Si les CHSCT existent encore, jusqu’à la fin de l’année où ils disparaitront comme dans le privé, ils dysfonctionnent gravement. Dans le cadre de l’OTE, les membres des CHSCT des DIRECCTE ont siégé en formation conjointe dans chaque département avec leurs homologues issus de la cohésion sociale. En pratique, il y avait de quoi devenir fou, avec parfois 5 réunions de CHSCT dans la même semaine, une explosion des consultations sur les mesures évolutives COVID avec des notes différentes d’un département à l’autre, sur les relogements à opérer suite aux fusions…. Bref des successions de réunions usantes, énervantes…. qui laissent peu de temps pour militer auprès des collègues.
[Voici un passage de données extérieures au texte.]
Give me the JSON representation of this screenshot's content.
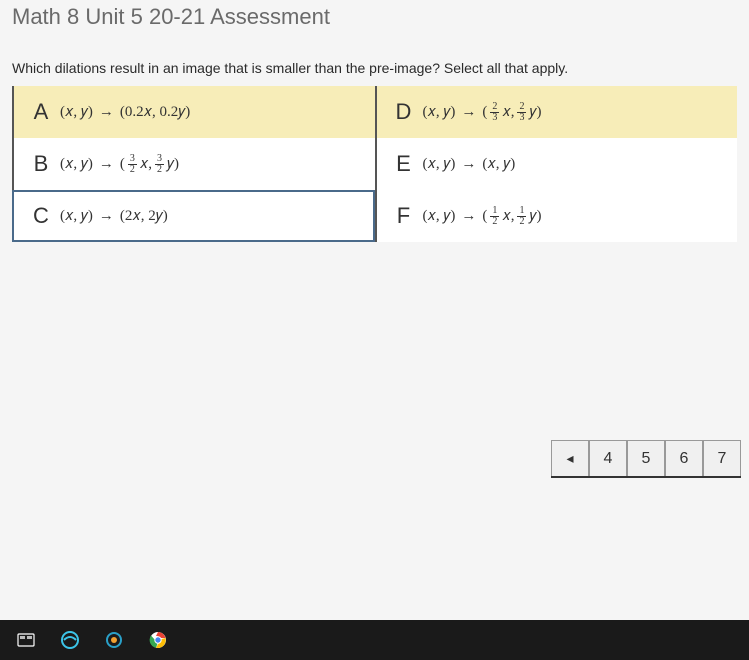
{
  "header": {
    "title": "Math 8 Unit 5 20-21 Assessment"
  },
  "question": {
    "prompt": "Which dilations result in an image that is smaller than the pre-image?  Select all that apply."
  },
  "options": [
    {
      "letter": "A",
      "selected": true,
      "focused": false,
      "lhs": "(x, y)",
      "rhs_type": "plain",
      "rhs": "(0.2x, 0.2y)"
    },
    {
      "letter": "D",
      "selected": true,
      "focused": false,
      "lhs": "(x, y)",
      "rhs_type": "frac",
      "n": "2",
      "d": "3"
    },
    {
      "letter": "B",
      "selected": false,
      "focused": false,
      "lhs": "(x, y)",
      "rhs_type": "frac",
      "n": "3",
      "d": "2"
    },
    {
      "letter": "E",
      "selected": false,
      "focused": false,
      "lhs": "(x, y)",
      "rhs_type": "plain",
      "rhs": "(x, y)"
    },
    {
      "letter": "C",
      "selected": false,
      "focused": true,
      "lhs": "(x, y)",
      "rhs_type": "plain",
      "rhs": "(2x, 2y)"
    },
    {
      "letter": "F",
      "selected": false,
      "focused": false,
      "lhs": "(x, y)",
      "rhs_type": "frac",
      "n": "1",
      "d": "2"
    }
  ],
  "pager": {
    "prev_symbol": "◂",
    "pages": [
      "4",
      "5",
      "6",
      "7"
    ]
  },
  "colors": {
    "selected_bg": "#f7edb8",
    "border": "#555"
  }
}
Cette situation se rajoute à des entraves permanentes des présidents de CHSCT, refus d’enquête suite à alerte danger grave et imminent ou accident du travail, refus de consultation sur des déménagements…. Situations où il faut parfois saisir la justice administrative pour faire respecter les droits élémentaires des représentant.e.s du personnel !
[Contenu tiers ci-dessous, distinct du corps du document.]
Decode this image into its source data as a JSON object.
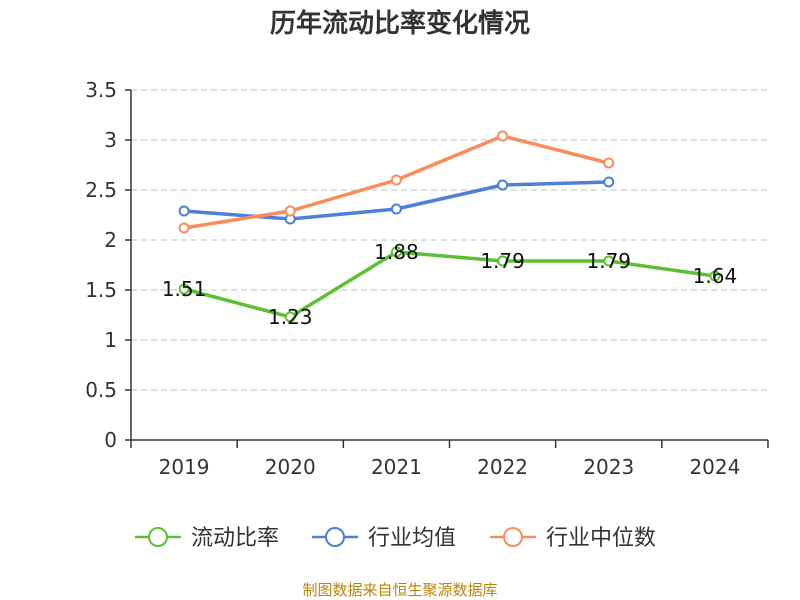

L’audition de Jean Paul PORTELLO devant la cour d’appel doit nous faire réfléchir sur nos pratiques syndicales. Il y a en effet urgence à s’interroger sur comment faire pour être des militant.e.s CHSCT efficaces, qui réalisent des enquêtes, des inspections, qui alertent sur les conditions de travail impactant la santé de nos collègues tout en protégeant notre propre santé pour tenir le coup sur le long terme.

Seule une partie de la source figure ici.